Crean has claimed he will not buckle. “I wanted to modernise the Australian Labor Party and that meant modernising its relationship with the unions. I’m not going to walk away from that. If people find that difficult and make decisions personally that they can no longer stay in the party, that is up to them.”

Nevertheless he has been forced to make compromises to ensure he has the numbers to push the reform measures through the October conference. To appease key unions, for example, he has proposed the reestablishment of the defunct Australian Labor Advisory Council. Established under the Whitlam Labor government in the early 1970s, the ALAC was used extensively by Hawke to provide the Australian Council of Trade Unions and its affiliates with a direct say in ALP policy making.

Despite this, sections of the union bureaucracy are moving to distance themselves from the party. Some have already resigned, like Dean Mighell, secretary of the Victorian State Electrical Union and president of the Victorian Trades Hall Council. Others, including several Victorian union branches, have indicated they may join the Greens or disaffiliate from Labor and form a new union-based party. As well as being angered over the impending reforms, they are increasingly alarmed at the collapse of Labor’s support among working people. There are growing fears that significant layers of workers, hostile to Labor’s pro-market agenda and thoroughly disillusioned with years of union sell-outs, are beginning to look for an anti-capitalist alternative.

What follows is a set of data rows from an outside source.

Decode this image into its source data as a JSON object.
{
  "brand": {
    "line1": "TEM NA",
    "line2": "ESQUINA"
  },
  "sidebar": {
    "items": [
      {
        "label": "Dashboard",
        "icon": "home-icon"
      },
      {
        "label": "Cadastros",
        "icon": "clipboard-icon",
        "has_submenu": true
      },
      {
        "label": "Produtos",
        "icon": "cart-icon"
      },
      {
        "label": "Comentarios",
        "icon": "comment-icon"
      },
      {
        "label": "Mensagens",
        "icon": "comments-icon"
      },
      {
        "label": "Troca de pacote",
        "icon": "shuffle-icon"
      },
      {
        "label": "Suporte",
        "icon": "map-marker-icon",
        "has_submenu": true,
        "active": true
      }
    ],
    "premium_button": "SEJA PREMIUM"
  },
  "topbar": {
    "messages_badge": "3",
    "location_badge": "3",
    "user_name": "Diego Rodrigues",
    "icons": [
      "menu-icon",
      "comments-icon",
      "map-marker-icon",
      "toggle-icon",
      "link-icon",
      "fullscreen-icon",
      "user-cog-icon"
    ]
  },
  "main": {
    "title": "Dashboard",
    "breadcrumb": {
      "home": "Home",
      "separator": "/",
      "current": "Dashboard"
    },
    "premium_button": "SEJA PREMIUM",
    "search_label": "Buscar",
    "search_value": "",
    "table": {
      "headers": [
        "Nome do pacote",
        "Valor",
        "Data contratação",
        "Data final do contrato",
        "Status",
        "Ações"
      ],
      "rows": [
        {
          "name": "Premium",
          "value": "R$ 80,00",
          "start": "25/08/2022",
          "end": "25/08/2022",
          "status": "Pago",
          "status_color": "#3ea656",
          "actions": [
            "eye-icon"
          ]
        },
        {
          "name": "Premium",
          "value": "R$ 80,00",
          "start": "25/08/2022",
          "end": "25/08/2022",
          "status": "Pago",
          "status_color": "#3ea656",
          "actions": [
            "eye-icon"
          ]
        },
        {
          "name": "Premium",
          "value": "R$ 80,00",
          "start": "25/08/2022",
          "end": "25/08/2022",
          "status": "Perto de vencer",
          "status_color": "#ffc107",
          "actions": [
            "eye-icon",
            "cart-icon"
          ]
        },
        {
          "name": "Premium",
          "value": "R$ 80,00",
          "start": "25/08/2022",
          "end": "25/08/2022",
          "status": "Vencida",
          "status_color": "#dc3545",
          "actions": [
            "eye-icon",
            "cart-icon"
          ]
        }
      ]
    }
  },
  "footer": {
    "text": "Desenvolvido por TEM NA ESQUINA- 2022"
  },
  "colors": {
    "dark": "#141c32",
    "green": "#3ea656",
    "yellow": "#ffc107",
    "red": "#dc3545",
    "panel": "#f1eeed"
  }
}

Australian Manufacturing Workers Union (AMWU) national secretary Doug Cameron admitted, in his submission to the internal party review panel, that “working people are looking for a party that boldly and unashamedly speaks for them.” He went on to add: “The Labor Party is not that party”.

Cameron announced the AMWU would debate either launching a “struggle to transform the Labor Party to one based on working class ideas and aspirations” or financing a new workers’ party “more attuned and relevant to workers’ interests”.

But the unions are no less moribund, from the standpoint of defending workers’ interests, than the Labor party. None of the various union factions has any fundamental difference with Labor’s program, and all of them, especially the AMWU, played a central role in Labor’s assault on workers’ conditions and living standards. In the event, Cameron has apparently decided to remain in the ALP.

Whatever political formations emerge from the ALP’s rotting corpse, they will be grounded on the same nationalist and pro-capitalist political perspective that has guided both Labor and the unions since their inception—a perspective that has always been diametrically opposed to the long-term historical interests of the working class. Only a party based on the program of socialist internationalism and dedicated to the struggle for social equality can legitimately claim to represent the working class. This is the program advanced by the World Socialist Web Site and the Socialist Equality Party.